郑珠宝回到绣院,将打包好的饭菜放在了燕错的房间,他的脸色还是那么苍白,不知道他是真的身体不好在休息,仰或是因为金线的事情对她还有敌意,一直闭眼不睁。她也没说什么就悄声出来了。
燕飞仍旧蒙着眼纱,不知纱后的眼有没有一刻是睁开的,或者是闭上的。她一直守在燕错房中,也不知道在守些什么。
郑珠宝她摆好饭菜,轻说了句:“都是热的,冷了再热就不好吃了。”
燕飞沙哑道:“我娘吃过没有?”
“已送了饭菜去了,迟些再去收。这些天,燕夫人的胃口还不错。”
“谢谢你了。”燕飞突然哽咽了,欲言又止。
“干嘛这么客气?”郑珠宝觉得燕飞很疏远。
“应该的。”燕飞紧抿着嘴道。
两人无话。
郑珠宝僵硬着笑脸走出房门,眼泪已止不住流下来。这时她看到院子里站着一个姑娘,紫色的衣裙,披在身后的长发散发着迷人的光芒。
秦针儿背对着她,正抬头看着高高的门。
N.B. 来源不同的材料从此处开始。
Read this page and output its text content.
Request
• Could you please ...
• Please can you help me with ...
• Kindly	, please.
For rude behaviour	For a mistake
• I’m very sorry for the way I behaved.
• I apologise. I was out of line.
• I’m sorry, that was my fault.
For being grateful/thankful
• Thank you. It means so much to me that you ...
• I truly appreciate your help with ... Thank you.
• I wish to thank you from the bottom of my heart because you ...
这门上淡然无奇,只挂着一个梨形的梨铃,这梨铃,还是宋令箭嘱托她挂上去的。
“姑娘,你没事吧?”
秦针儿似乎吓得不轻,浑身颤抖,摇了摇头。
“你怎么了?是不是身子不舒服?”郑珠宝只是关切地问了一下,她并没有奢望能得到什么答案。
秦针儿还是摇摇头。
“姑娘大病未好,还是不要吹风的好。”
秦针儿低下头,不知道在悲伤些什么,她正举步要走,门上铃当突然响了起来,她似乎被吓了一跳。
“这铃铛没修好,总是时不时响一下……”郑珠宝忙扶了秦针儿一把,她觉得秦针儿看上去弱柳扶风,力气却比她要大。
秦针儿猛地缩回了手,这时外面响起了说话声。
“别去,别去……这里真的有女鬼……画像上走下来的死不了的女鬼……”一个哭声哇哇大叫。
“你再叫,再叫真把鬼吼出来了!”
郑珠宝识得这两个声音,这傻乎乎的少年前几天见过,本来好好的在院中与夏夏玩耍聊天,她甚至连他的相貌都没有看清楚,就被这少年吓了一大跳!他突然像见了鬼一样逃跑了,还哇哇大叫说有鬼。
“我不去,我死也不去这院子。我在对院等你,你快些回来呀!”少年执着地相信绣院有鬼,半步都不敢踏进来。
“你不见你的夏夏妹了?”调侃他的是曹南。
“我,我在门外等着,你若是见到夏夏妹,就告诉她一声我来了。”
“你——真是傻到不行!”说着曹南就进来了,看到院中两位姑娘愣了愣,郑珠宝点了个头叫道:“曹先生。”
曹南审视着秦针儿,但他看不透这个雾坡里跑出来的姑娘,只是照着来的本意问道:“这位姑娘,可是那个与大人一起从雾坡回来的那位?”
秦针儿怯怯地点了点头。
“当时情势太急,我便带着大人先回来了。真是抱歉。”
秦针儿摇了摇头。
“在下略懂医理,姑娘脸色苍白无血,气息微弱,不如给姑娘把个脉,开个方子抓些药来?”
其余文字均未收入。